I’ve told this story before, but it needs repeating in the case of Eric J. Geppert & Mary L. Geppert, Docket No. 946-20L, filed 3/26/25. No dispute as to tax owed. Judge Alina I. (“AIM”) Marshall remands to Appeals because the SO’s analysis, prepared in August, 2019, failed to take into account the anticipated end to certain insurance payments to Eric in 2020, and possible termination of his employment due to corporate restructuring.

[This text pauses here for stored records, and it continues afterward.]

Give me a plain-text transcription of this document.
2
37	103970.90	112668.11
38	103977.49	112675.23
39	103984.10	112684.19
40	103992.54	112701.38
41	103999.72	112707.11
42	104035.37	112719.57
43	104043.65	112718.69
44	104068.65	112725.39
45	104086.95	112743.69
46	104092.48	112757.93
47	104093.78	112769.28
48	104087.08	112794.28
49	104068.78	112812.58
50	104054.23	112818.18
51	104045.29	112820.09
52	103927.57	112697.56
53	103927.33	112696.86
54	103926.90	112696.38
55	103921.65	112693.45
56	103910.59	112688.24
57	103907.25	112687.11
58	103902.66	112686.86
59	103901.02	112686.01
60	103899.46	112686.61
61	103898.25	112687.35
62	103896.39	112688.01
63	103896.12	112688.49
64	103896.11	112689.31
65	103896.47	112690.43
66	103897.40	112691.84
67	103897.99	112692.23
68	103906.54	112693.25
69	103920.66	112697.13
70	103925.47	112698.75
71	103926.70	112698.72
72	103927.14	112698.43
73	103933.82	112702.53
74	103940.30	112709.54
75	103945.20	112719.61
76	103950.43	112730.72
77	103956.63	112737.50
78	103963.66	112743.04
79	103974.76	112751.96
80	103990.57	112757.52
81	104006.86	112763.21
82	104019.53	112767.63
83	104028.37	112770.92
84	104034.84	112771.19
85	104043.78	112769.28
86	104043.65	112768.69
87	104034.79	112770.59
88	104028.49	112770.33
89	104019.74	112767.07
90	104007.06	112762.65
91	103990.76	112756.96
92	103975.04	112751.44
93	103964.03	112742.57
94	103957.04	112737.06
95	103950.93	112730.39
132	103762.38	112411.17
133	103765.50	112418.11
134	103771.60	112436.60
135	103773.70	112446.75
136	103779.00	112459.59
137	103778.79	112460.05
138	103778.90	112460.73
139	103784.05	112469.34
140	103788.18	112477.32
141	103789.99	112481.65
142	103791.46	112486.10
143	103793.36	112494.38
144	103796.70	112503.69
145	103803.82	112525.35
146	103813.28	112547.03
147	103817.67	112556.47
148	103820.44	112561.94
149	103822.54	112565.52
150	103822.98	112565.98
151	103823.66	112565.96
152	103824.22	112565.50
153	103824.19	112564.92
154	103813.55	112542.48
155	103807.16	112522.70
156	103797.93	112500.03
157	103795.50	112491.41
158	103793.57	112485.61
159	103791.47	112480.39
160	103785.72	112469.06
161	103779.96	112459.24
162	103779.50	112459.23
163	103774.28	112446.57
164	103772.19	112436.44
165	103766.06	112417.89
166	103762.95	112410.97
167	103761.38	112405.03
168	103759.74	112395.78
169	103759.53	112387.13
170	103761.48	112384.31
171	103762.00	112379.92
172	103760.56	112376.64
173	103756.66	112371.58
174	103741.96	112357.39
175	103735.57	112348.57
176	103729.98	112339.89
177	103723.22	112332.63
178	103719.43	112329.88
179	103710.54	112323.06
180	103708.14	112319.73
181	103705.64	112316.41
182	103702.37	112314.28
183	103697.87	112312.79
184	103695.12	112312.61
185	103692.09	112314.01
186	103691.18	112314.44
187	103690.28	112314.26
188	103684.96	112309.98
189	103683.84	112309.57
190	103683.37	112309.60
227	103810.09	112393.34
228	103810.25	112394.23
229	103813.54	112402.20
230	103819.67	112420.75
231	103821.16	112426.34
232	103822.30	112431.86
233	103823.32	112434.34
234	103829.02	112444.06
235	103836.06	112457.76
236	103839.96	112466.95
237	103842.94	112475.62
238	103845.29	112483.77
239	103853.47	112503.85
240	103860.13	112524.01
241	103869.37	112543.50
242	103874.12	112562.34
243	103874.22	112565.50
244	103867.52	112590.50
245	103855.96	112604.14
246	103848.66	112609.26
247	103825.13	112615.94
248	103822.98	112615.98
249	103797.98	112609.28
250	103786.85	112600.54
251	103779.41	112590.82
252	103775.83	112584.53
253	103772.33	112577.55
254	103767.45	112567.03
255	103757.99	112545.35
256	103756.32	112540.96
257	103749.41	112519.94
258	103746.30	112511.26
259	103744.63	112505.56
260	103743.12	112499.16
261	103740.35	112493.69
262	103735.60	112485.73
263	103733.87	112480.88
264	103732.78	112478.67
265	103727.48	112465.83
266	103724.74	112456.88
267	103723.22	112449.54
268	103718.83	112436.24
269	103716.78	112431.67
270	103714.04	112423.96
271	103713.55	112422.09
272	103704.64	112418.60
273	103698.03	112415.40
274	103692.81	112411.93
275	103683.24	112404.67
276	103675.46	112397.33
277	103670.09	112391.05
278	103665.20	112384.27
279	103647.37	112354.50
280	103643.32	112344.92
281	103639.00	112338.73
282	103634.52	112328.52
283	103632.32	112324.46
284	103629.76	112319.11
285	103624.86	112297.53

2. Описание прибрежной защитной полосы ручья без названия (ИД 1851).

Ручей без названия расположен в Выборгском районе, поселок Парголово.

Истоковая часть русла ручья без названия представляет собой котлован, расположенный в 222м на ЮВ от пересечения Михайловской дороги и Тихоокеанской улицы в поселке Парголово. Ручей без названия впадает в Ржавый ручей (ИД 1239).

Why it has taken more than five (count ’em, five) years to begin to ascertain the occurrence of events that certainly happened (or did not happen) within fewer than five years of the flawed analysis eludes me. A subpoena to insurers and employer would have yielded a response that might have elicited answers. Interest has been accruing on the tax debt. Has this delay improved the chances of collection of any or all of the tax admittedly due (to say nothing of interest)?
Take a quick peek at the order and the docket, and draw whatever conclusions you will. Or better yet, read my blogposts “When Lawyers Get Involved,” 1/20/22, and “They Should Read My Blog,” 6/7/23.
There’s the old story of the two sailors on a life raft in World War II, after their ship had been torpedoed. One says to the other, “Could have saved ourselves a lot of trouble if we’d jumped overboard the first night out.”